Suppose when you first signed up the user, they validated their email address, but now the account seems to be inactive. How do you handle that scenario? Continuous validation.

And how generally useful is your regex? What are you going to do if the email came from OCR software output, or screen scraping output? Your ERP may have the original document it was scanned from. Are you going to not store the bad e-mail address simply because you wrote some "hard" regex that rejected it? Not a straight forward question to answer, as it depends on your data model for storing addresses. You might have a column IsConfirmed.

Here is another example of "continuous validation". Validating mailing addresses. Most major e-commerce sites allow very liberal input, but scrub the data in real time or near real time, because the postal service gives discounts to companies that print "correct" address labels. "Correct" here could mean "One Post Office Square, Boston, MA, 02109" instead of "1 Post Office Sq, Boston, MA, 02109". This process is called Address Standardization, and in areas of the world with rapidly growing economies, often times Address Standardization vendors are behind, because some "streets" don't have addresses yet and aren't known to exist in any GPS system. This is common in many parts of China.

Here is another example of "continuous validation". How Google does spell checking, as compared to the "fixed validation" in Microsoft Word's spell checker.

1 comments

All these other questions are dependent on context and out of scope of the argument.

The article argument in a nutshell is that validating email is hard, so don't bother, in fact, let users submit whatever they want including javascript. Then just check for @ and send it off to your next parser in the chain, in fact get lots of 3rd party parsers for misc features and send data to them first. spend effort fixing autocomplete so users can enter data easier that you will automatically accept. I'm sure this can only improve data quality...

I can imagine that wanting to know all the stupid shit your users submit as an email is the correct solution in certain contexts, but for a majority of cases, this article is wrong in everything that it suggests.
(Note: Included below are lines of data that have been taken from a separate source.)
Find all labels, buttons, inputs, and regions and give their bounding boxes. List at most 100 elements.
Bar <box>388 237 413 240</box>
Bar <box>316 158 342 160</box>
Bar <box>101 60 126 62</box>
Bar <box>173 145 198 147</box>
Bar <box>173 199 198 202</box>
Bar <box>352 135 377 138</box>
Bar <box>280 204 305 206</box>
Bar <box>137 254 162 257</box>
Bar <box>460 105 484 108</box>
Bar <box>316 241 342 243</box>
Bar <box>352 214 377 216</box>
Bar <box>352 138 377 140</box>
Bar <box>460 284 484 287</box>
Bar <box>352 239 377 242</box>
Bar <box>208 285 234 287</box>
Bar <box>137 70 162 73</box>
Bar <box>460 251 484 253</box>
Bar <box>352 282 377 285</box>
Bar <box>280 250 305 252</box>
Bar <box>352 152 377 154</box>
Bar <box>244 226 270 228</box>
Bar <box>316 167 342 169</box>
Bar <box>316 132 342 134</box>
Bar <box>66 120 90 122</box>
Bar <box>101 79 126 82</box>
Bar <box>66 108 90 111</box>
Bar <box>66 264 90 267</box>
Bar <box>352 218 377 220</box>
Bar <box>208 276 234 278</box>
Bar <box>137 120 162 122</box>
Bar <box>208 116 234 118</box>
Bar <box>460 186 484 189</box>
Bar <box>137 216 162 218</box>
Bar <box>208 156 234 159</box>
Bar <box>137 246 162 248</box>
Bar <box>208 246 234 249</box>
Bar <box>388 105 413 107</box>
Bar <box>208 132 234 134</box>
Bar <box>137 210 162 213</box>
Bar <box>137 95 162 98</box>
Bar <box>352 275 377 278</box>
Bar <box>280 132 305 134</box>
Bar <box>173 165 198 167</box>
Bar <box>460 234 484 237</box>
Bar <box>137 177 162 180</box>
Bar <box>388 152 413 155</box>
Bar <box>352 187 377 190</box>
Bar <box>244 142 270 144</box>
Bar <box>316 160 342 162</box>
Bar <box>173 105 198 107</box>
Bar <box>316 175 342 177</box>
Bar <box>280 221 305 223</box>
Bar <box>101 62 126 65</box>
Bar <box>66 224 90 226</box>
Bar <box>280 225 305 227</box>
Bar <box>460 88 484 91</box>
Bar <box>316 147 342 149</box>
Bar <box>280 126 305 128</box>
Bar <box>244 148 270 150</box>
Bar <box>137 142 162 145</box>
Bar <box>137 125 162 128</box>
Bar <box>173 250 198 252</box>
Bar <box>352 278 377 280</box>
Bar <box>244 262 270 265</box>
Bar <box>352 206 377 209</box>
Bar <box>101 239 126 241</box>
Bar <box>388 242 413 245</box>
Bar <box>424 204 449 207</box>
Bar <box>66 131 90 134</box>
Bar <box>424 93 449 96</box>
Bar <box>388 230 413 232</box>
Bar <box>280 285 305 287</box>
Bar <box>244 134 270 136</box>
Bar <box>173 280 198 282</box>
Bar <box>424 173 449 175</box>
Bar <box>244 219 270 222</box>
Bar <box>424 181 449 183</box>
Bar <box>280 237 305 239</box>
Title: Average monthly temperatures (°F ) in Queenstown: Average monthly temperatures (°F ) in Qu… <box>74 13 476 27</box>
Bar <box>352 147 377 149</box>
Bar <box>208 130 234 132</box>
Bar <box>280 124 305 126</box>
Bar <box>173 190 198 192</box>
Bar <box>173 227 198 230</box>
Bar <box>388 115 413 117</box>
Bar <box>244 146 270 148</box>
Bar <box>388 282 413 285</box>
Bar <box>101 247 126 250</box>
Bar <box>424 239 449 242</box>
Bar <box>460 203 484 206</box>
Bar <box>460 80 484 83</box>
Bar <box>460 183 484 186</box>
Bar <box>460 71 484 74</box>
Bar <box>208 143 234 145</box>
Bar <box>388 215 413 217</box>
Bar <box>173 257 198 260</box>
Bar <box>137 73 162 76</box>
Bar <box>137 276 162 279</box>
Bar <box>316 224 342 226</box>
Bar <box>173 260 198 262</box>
Admittedly, there is very little context given.

Perhaps the context is "I don't care about security of my users or my services, and I will run whatever 3P code on my backend that appears to do the job of making a webpage look spiffy and easy to use. Once I have 10 Million (unverified) users, you sell your spaghetti factory and it's no longer your problem."

After all that, he recommends not letting people use software without a validated email address. Too bad he never bothers saying how he would get to that point, only how he would avoid doing to work.